In conclusion, the study shows that Andro induces apoptosis and protective autophagy via the ROS-dependent mechanism. It also reveals that cell death occurs through caspase-dependent and caspase-independent mechanisms, and, as a novel observation, the study indicates mTOR-dependent autophagy in MDA-MB-231 cells which is related to the beclin1-independent alternative pathway, while it demonstrates mTOR-independent autophagy in MCF7. This study further shows the inhibition of ERK in Ando-treated cells can lead to potentiation of apoptosis via increase of MMP and decrease of autophagy, whereas the JNK inhibition results in enhancement of apoptosis as well as LC3B-II level.

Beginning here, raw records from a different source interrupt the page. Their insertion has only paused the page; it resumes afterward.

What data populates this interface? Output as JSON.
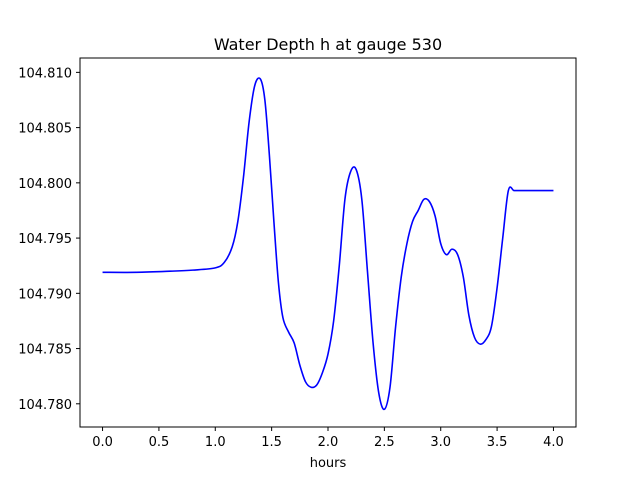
{
  "chart_data": {
    "type": "line",
    "title": "Water Depth h at gauge 530",
    "xlabel": "hours",
    "ylabel": "",
    "xlim": [
      -0.2,
      4.2
    ],
    "ylim": [
      104.7779,
      104.8113
    ],
    "xticks": [
      0.0,
      0.5,
      1.0,
      1.5,
      2.0,
      2.5,
      3.0,
      3.5,
      4.0
    ],
    "xtick_labels": [
      "0.0",
      "0.5",
      "1.0",
      "1.5",
      "2.0",
      "2.5",
      "3.0",
      "3.5",
      "4.0"
    ],
    "yticks": [
      104.78,
      104.785,
      104.79,
      104.795,
      104.8,
      104.805,
      104.81
    ],
    "ytick_labels": [
      "104.780",
      "104.785",
      "104.790",
      "104.795",
      "104.800",
      "104.805",
      "104.810"
    ],
    "grid": false,
    "series": [
      {
        "color": "#0000ff",
        "x": [
          0.0,
          0.3,
          0.6,
          0.8,
          1.0,
          1.08,
          1.15,
          1.2,
          1.25,
          1.3,
          1.35,
          1.4,
          1.44,
          1.48,
          1.52,
          1.56,
          1.6,
          1.65,
          1.7,
          1.75,
          1.8,
          1.85,
          1.9,
          1.95,
          2.0,
          2.05,
          2.1,
          2.15,
          2.2,
          2.25,
          2.3,
          2.35,
          2.4,
          2.45,
          2.5,
          2.55,
          2.6,
          2.65,
          2.7,
          2.75,
          2.8,
          2.85,
          2.9,
          2.95,
          3.0,
          3.05,
          3.1,
          3.15,
          3.2,
          3.25,
          3.3,
          3.35,
          3.4,
          3.45,
          3.5,
          3.55,
          3.6,
          3.65,
          3.7,
          3.75,
          3.8,
          3.85,
          3.9,
          3.95,
          4.0
        ],
        "y": [
          104.7919,
          104.7919,
          104.792,
          104.7921,
          104.7923,
          104.7928,
          104.7942,
          104.7965,
          104.8005,
          104.8055,
          104.8088,
          104.8094,
          104.8075,
          104.8025,
          104.7965,
          104.791,
          104.7878,
          104.7865,
          104.7855,
          104.7835,
          104.782,
          104.7815,
          104.7817,
          104.7828,
          104.7845,
          104.7875,
          104.7925,
          104.7985,
          104.801,
          104.8012,
          104.7985,
          104.792,
          104.7855,
          104.781,
          104.7795,
          104.7815,
          104.787,
          104.7915,
          104.7945,
          104.7965,
          104.7975,
          104.7985,
          104.7983,
          104.797,
          104.7945,
          104.7935,
          104.794,
          104.7935,
          104.7915,
          104.788,
          104.786,
          104.7854,
          104.7858,
          104.787,
          104.7905,
          104.795,
          104.7993,
          104.7993,
          104.7993,
          104.7993,
          104.7993,
          104.7993,
          104.7993,
          104.7993,
          104.7993
        ]
      }
    ]
  }
}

Collectively, this study highlights the value and significance of Andro as a potential antineoplastic candidate for breast cancer and emphasizes the significant role of modulation of autophagy in the augmentation of the cytotoxic effect of Andro in breast cancer cells and provides valuable information towards understanding the mechanism of cell death and cell-type specific response.